Comment author: Izeinwinter 11 March 2015 02:47:01AM 6 points [-]

Mostly, resurrecting dead children. The population used to be lower, but kids also used to have piss-poor odds of making it to adult-hood. In terms of QALY, this would have been the best use, and if a child goes missing from a sickbed only to wander into the kitchen feeling chipper and fine, noone would even think twice.

Comment author: Gondolinian 10 March 2015 06:57:12PM *  6 points [-]

Hopefully the apparent time limit on the Philosopher's Stone isn't going to get worse over time.

Good point. A time limit of 3:54 does seem too arbitrary to be hard-coded.

Harry also hasn't considered that it may only be good for some finite number of permanent transfigurations. He's going to try to use it many more times than it probably has been used in a very long time.

At least he only intends to use the Stone as a stop-gap measure for fighting death until he is able to properly end the world.

[edited]

Comment author: Izeinwinter 10 March 2015 07:40:06PM 9 points [-]

It occurs to me that this limit means Flame could, in theory, have been using the stone flat out for five hundred years without anyone catching on. 56 million people died this year. If the stone was used to save as many of them as possible, at random, then with only moderate use of magic for coverup purposes compared to shit we already know the magical world is pulling of, that is just going to be utterly undetectable. "Here have a second chance at life. Also a magical compulsion to keep your mouth shut".

Comment author: Vaniver 05 March 2015 09:10:29PM 1 point [-]

Your argument supposes that Harry - at age 11 - has mental defenses better than Flamel at age >600.

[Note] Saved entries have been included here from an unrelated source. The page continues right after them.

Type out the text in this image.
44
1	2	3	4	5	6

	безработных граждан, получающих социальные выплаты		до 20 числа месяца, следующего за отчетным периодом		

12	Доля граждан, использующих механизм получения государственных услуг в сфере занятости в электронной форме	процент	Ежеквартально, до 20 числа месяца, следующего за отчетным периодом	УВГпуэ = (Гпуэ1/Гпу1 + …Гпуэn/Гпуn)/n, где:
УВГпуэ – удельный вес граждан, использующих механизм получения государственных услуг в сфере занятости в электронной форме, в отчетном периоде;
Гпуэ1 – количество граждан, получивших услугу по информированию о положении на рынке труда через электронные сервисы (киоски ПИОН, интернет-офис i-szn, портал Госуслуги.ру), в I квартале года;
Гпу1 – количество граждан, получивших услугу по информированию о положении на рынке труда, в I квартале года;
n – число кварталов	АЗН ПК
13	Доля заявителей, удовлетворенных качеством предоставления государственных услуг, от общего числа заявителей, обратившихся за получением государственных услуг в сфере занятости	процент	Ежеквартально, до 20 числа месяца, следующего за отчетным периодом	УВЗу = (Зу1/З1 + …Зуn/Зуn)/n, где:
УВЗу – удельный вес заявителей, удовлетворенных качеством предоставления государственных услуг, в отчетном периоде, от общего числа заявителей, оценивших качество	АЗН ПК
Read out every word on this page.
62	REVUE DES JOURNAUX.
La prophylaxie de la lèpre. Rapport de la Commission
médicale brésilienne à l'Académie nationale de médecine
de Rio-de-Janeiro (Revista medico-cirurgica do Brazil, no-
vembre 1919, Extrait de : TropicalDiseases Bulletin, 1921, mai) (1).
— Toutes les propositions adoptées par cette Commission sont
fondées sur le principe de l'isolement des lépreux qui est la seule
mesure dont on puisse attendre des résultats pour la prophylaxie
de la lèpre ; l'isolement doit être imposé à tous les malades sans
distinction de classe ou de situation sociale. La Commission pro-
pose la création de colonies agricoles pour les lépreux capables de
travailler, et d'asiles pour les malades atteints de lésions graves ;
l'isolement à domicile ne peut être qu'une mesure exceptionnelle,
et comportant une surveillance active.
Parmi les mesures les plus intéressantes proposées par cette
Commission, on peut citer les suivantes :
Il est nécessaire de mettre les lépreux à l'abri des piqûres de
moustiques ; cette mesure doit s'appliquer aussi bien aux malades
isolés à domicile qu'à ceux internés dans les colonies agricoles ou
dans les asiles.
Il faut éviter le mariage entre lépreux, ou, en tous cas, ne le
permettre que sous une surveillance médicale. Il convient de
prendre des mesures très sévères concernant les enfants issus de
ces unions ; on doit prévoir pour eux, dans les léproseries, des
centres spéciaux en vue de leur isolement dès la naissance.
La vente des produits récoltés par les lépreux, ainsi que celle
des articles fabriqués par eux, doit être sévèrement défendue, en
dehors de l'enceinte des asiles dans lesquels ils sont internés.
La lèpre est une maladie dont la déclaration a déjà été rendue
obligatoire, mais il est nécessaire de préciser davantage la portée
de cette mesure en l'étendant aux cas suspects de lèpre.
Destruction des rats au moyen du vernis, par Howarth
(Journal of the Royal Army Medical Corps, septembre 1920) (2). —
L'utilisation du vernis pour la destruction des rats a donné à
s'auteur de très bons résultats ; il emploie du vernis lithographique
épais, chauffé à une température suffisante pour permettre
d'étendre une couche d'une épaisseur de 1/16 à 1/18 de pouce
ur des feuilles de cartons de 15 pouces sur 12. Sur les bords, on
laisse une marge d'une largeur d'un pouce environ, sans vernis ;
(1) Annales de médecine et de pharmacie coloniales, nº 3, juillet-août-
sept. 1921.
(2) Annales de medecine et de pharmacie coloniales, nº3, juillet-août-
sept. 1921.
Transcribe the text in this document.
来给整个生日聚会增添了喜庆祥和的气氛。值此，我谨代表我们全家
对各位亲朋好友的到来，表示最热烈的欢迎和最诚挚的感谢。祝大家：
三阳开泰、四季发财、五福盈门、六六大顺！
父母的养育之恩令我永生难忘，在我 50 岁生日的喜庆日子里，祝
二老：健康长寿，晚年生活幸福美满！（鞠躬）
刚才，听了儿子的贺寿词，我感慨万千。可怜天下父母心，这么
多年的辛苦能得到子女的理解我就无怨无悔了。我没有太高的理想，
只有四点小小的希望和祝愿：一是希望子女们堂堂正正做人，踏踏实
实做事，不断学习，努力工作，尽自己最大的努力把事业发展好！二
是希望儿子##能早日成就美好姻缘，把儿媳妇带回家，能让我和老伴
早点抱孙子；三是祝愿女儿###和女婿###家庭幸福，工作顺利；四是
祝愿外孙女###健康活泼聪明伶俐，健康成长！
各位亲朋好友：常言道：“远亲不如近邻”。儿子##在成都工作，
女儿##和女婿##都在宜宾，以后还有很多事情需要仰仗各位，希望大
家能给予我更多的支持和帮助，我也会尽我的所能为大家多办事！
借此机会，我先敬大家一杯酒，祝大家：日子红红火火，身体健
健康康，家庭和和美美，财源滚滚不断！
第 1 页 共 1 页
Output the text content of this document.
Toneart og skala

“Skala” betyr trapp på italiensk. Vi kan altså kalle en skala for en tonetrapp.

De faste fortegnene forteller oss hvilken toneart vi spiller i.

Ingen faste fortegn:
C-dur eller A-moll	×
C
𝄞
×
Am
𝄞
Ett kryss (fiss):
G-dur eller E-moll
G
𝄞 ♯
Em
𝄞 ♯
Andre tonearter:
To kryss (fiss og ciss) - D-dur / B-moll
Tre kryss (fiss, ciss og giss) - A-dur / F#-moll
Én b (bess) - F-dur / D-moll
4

It's almost as if Harry is a mental clone of the most powerful Legilimens in recorded history.

Seriously, no.

ಠ_ಠ

"Perenelle has lived this long by knowing her limitations," said Professor Quirrell. "She does not overestimate her own intellect, she is not prideful, if that were so she would have lost the Stone long ago. Perenelle will not try to think of a good Mirror-rule herself, not when Master Flamel can leave the matter in Dumbledore's wiser hands...

Comment author: Izeinwinter 08 March 2015 05:20:03PM *  -3 points [-]

Eh.. Voldemort is a legimens. But he isn't an unusually good one at all. He actively dislikes actually reading peoples minds. He simply had a very impressive talent for entirely non-magical cold reading and inference. The wizarding public heard tales of that, and in the same way they failed to consider "hidden broomstick enchantments!" credited him with scary superpowers he didn't actually have.

This is an inference from the text, but a high probability one. - However, it is also stated outright in the text that Harry's mental defenses are nothing special. He's an occlumens, but according to his teacher in that art, who bloody well should know, not a perfect one.